Zonder parameters worden Get-Command
alle cmdlets, functies en aliassen opgehaald die op de computer zijn geïnstalleerd. Get-Command *
haalt alle typen opdrachten op, inclusief alle niet-PowerShell-bestanden in de omgevingsvariabele Path ($env:Path
), die wordt vermeld in het opdrachttype Toepassing.
Get-Command
die de exacte naam van de opdracht gebruikt, zonder jokertekens, importeert automatisch de module die de opdracht bevat, zodat u de opdracht onmiddellijk kunt gebruiken.
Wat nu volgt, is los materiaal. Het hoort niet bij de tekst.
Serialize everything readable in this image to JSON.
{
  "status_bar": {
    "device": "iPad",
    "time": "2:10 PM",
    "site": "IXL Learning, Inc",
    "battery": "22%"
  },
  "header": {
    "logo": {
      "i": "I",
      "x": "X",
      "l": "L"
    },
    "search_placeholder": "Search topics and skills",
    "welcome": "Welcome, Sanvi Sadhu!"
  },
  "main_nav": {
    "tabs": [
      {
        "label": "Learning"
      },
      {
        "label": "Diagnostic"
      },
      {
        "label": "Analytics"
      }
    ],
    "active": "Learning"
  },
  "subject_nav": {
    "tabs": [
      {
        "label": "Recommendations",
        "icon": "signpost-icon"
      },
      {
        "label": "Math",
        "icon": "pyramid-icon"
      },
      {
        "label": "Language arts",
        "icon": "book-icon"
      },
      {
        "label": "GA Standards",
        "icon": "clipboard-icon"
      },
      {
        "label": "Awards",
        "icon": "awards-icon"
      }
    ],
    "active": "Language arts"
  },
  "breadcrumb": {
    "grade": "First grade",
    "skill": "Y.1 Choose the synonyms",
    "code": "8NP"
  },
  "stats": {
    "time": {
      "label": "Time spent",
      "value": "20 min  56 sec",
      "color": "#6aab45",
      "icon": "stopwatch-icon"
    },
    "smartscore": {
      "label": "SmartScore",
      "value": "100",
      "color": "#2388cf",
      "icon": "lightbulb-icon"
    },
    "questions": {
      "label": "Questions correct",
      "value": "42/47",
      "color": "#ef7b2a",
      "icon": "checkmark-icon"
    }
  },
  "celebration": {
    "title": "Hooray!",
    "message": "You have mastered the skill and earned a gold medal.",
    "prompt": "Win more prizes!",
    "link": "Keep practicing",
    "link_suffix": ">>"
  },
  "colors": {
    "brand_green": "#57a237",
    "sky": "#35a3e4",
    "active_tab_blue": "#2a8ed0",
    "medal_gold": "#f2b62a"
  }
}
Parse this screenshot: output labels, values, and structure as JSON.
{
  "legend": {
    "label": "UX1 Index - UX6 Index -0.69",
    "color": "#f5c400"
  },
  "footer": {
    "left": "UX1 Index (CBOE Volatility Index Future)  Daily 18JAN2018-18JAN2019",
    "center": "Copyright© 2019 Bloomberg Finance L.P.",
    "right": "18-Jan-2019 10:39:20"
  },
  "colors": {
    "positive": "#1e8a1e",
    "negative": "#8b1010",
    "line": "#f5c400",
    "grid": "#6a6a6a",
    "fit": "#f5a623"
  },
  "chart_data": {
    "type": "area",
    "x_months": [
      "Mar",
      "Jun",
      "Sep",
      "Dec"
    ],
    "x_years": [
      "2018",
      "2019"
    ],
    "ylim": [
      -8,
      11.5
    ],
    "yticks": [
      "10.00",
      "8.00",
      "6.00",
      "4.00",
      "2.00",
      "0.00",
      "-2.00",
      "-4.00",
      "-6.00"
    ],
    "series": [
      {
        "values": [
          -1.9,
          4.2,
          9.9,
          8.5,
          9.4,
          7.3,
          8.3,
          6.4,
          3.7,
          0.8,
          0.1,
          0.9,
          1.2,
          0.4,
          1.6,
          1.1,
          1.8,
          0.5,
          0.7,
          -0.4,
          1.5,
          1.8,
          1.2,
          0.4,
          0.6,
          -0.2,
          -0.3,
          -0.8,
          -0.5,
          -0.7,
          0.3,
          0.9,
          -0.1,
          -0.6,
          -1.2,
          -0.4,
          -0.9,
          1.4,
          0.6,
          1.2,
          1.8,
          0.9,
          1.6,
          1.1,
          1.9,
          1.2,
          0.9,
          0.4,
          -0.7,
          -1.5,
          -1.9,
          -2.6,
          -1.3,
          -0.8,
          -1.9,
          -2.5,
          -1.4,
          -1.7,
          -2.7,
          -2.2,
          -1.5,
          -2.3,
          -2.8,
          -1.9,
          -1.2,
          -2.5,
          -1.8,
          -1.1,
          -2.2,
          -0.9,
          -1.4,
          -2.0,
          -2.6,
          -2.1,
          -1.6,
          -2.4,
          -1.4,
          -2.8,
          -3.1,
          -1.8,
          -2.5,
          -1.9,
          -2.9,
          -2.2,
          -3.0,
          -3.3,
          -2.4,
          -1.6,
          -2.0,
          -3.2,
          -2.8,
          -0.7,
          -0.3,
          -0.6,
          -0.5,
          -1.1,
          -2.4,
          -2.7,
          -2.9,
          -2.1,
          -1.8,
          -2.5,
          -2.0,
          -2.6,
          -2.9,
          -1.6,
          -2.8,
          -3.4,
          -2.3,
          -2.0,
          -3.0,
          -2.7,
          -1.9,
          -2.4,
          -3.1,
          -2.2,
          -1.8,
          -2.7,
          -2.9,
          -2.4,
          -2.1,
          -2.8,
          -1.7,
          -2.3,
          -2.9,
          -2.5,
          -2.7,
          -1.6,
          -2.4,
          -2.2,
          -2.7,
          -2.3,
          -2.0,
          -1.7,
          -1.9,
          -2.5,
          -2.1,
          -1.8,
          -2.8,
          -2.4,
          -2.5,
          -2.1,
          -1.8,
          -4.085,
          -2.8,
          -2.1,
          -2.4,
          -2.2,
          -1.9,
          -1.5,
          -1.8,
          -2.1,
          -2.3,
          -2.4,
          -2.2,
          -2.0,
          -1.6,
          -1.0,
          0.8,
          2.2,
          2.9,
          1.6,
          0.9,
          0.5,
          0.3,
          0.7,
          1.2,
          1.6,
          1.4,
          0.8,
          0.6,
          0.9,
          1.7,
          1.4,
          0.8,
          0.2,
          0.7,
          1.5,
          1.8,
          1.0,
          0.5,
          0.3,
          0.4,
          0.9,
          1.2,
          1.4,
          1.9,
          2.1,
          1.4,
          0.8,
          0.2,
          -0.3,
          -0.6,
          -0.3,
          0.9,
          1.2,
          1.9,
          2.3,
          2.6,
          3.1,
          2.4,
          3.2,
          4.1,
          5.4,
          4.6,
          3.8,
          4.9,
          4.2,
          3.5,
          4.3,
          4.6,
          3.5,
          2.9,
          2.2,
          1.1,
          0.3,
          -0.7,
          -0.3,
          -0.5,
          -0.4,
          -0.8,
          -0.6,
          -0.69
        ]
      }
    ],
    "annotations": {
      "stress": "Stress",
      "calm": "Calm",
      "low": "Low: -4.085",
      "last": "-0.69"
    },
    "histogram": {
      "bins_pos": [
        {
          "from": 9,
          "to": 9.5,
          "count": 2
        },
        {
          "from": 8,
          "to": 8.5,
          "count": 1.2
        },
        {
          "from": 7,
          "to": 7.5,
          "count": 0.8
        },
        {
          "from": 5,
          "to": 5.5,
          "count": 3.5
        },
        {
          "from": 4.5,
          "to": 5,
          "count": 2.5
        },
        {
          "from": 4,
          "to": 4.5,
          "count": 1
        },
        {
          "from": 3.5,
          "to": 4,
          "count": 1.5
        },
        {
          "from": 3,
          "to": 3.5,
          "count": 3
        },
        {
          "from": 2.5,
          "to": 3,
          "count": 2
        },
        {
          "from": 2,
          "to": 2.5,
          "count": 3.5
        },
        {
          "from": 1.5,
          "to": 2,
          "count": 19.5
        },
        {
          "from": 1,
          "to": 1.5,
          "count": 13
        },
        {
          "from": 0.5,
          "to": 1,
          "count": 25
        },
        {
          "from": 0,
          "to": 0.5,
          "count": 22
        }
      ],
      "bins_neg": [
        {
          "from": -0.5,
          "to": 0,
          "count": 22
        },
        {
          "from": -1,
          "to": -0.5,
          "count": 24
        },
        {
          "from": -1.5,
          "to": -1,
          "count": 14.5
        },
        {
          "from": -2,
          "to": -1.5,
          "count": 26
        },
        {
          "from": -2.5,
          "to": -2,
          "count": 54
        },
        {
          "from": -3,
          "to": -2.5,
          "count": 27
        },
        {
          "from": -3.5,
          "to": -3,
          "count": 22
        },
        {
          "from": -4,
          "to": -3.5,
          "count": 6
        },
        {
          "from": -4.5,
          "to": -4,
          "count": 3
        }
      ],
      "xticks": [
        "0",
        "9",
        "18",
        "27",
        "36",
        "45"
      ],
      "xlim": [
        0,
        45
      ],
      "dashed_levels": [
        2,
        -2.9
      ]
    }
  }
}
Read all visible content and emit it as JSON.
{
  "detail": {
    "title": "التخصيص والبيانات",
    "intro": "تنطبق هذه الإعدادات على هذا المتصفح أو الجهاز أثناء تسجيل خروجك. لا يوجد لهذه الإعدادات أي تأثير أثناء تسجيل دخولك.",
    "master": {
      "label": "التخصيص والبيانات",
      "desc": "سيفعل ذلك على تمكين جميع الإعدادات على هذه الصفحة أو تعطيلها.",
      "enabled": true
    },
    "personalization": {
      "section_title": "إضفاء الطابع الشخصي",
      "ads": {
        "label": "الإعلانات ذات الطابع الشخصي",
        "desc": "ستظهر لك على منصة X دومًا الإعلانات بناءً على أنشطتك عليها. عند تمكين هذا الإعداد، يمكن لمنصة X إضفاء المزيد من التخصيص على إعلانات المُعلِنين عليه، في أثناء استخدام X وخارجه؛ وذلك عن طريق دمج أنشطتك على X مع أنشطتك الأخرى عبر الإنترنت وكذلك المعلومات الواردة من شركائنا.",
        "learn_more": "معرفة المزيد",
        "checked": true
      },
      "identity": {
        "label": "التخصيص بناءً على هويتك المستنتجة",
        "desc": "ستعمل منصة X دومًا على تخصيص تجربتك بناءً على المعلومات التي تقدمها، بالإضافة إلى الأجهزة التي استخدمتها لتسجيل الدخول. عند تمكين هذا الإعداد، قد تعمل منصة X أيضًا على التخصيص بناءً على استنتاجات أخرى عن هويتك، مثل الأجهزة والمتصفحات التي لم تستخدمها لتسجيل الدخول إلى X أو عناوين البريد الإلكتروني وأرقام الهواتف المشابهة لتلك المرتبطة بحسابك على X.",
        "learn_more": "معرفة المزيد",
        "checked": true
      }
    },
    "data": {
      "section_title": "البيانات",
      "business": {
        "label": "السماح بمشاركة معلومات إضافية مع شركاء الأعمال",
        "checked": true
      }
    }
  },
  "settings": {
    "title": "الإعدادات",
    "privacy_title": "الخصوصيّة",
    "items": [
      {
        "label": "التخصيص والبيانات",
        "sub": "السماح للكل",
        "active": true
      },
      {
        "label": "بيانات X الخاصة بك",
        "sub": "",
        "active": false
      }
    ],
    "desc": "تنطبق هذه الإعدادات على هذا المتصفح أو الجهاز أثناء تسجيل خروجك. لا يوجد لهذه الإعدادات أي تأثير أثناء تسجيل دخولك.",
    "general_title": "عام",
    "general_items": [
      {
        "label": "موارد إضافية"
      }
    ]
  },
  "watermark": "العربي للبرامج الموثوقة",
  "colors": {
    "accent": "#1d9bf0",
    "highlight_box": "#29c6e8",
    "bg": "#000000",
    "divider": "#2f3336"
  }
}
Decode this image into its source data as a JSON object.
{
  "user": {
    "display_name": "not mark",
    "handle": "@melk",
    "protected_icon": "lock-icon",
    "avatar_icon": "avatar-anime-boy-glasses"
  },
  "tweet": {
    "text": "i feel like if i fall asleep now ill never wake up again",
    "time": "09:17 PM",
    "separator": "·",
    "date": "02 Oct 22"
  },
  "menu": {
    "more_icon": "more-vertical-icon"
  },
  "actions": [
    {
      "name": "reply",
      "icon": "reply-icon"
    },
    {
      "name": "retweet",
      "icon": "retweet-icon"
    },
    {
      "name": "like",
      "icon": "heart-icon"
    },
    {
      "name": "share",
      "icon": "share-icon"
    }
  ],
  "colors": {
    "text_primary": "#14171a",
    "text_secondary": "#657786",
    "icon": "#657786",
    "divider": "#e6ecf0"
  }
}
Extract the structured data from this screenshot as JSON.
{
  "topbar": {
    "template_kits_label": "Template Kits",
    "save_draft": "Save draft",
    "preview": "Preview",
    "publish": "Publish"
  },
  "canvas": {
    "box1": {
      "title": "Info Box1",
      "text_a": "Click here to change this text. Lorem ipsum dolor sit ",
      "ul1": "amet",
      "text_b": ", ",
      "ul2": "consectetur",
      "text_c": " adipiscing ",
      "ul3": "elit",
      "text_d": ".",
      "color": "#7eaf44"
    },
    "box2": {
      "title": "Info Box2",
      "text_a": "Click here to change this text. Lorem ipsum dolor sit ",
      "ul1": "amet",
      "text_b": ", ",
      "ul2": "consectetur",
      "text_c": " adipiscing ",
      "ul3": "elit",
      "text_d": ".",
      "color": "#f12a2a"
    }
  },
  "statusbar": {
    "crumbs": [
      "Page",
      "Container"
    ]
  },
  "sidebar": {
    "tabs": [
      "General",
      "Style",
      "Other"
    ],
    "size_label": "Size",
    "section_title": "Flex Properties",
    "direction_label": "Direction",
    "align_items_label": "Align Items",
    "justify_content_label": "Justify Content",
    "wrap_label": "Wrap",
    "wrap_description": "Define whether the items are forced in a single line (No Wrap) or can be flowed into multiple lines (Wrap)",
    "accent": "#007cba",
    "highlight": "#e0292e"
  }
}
Gebruik de voorkeursvariabele om automatisch importeren van modules in te schakelen, uit te schakelen en te $PSModuleAutoLoadingPreference
configureren. Zie about_Preference_Variables voor meer informatie.
Get-Command
haalt de gegevens rechtstreeks op uit de opdrachtcode, in tegenstelling tot Get-Help
, die de informatie uit Help-onderwerpen haalt.
Vanaf Windows PowerShell 5.0 geven de resultaten van de Get-Command
cmdlet standaard een kolom Versie weer. Er is een nieuwe versie-eigenschap toegevoegd aan de klasse CommandInfo .
Voorbeelden
Voorbeeld 1: cmdlets, functies en aliassen ophalen
Met deze opdracht worden de PowerShell-cmdlets, -functies en -aliassen opgehaald die op de computer zijn geïnstalleerd.
Get-Command
Voorbeeld 2: Opdrachten ophalen in de huidige sessie
Deze opdracht gebruikt de parameter ListImported om alleen de opdrachten in de huidige sessie op te halen.
Get-Command -ListImported
Voorbeeld 3: cmdlets ophalen en op volgorde weergeven
Met deze opdracht haalt u alle cmdlets op, sorteert u ze alfabetisch op het zelfstandig naamwoord in de naam van de cmdlet en geeft u ze vervolgens weer in groepen op basis van zelfstandige naamwoorden. Met deze weergave kunt u de cmdlets voor een taak vinden.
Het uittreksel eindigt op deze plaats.